Dorothy Garrod
Dorothy Annie Elizabeth Garrod | |
---|---|
Born | 5 May 1892 |
Died | 18 December 1968 |
Nationality | British |
Scientific career | |
Fields | archaeology |
Dorothy Annie Elizabeth Garrod (5 May 1892–18 December 1968) was a British archaeologist who was the first woman to hold an Oxbridge chair, partly through her pioneering work on the Palaeolithic period. Her father was Sir Archibald Garrod, the physician.
Born in Oxford, she attended Newnham College, Cambridge. Between 1925 and 1926 she excavated in Gibraltar and in 1928 led an expedition through South Kurdistan.
Following this, she held excavations at Mount Carmel in Israel where, working closely with Dorothea Bate, she demonstrated a long sequence of Lower Palaeolithic, Middle Palaeolithic and Epipalaeolithic occupations in the caves of Tabun, El Wad, Es Skhul, Shuqba (Shuqbah) and Kebara Cave. Her work contributed majorly to the understanding of the prehistoric sequence in the region. She also coined the cultural label for the late Epipalaeolithic Natufian culture (from Wadi an-Natuf, the location of the Shuqba cave) following her excavations at Es Skhul and El Wad. The chronological framework established by her excavations in the Levant remain crucial to the present understanding of the prehistoric evolution in the region. Her excavations at the cave sites in the Levant were conducted with almost exclusively women workers recruited from local villages, although she worked with fellow archaeologist Francis Turville-Petre at Kebara Cave, the type-site for the Kebaran culture.

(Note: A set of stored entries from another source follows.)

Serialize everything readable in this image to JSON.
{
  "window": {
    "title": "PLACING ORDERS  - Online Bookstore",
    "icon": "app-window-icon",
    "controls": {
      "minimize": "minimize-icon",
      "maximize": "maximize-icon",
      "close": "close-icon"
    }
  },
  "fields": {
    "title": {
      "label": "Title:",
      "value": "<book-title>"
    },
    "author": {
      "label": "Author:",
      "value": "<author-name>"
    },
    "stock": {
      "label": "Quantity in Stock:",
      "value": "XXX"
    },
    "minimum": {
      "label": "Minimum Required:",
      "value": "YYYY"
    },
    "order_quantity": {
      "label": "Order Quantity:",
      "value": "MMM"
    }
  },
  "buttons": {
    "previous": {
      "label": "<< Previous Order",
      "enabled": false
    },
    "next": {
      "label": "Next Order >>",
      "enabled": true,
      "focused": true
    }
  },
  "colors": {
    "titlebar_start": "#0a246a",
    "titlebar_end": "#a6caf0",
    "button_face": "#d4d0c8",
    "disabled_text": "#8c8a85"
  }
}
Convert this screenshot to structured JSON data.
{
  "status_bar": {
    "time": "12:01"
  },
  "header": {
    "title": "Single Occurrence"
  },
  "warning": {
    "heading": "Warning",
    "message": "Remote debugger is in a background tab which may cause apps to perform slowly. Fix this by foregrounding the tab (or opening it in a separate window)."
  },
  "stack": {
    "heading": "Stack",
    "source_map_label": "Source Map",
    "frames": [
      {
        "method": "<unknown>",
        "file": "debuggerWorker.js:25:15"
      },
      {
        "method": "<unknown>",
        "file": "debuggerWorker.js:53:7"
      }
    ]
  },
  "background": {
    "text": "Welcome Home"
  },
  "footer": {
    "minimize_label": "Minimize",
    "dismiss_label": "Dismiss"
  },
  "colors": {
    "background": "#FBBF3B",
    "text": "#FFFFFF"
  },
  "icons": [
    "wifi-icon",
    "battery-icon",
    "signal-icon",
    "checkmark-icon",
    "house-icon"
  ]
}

After holding a number of other academic posts she was made Disney Professor of Archaeology at Cambridge in 1939, a post she held until 1952, aside from a gap towards the end of the Second World War when she served in the Women's Auxiliary Air Force.
Dorothy Garrod was the first female professor at Cambridge. The first women University Teaching Officers were appointed to Cambridge University in 1921, and in 1926 Cambridge University women first gave women the titles of degrees but without associated privileges (ie. no participation in University government). It was not until 1947 that full membership for women was granted by Cambridge University.
Dorothy Garrod was elected a Fellow of the British Academy in 1952. In 1965, she was awarded the CBE.
References
- William Davies and Ruth Charles (eds) (1999) Dorothy Garrod and the Progress of the Palaeolithic: Studies in the Prehistoric Archaeology of the Near East and Europe Oxford: Oxbow Books.
- Pamela Jane Smith (2000) "Dorothy Garrod as the First Woman Professor at Cambridge University" Antiquity 74(283), 131-6.
- Pamela Jane Smith (2005) "From 'small, dark and alive' to 'cripplingly shy': Dorothy Garrod as the first woman Professor at Cambridge" (online at [1])
- Pamela Jane Smith et al. (1997) "Dorothy Garrod in Words and Pictures" Antiquity 71(272), 265-70.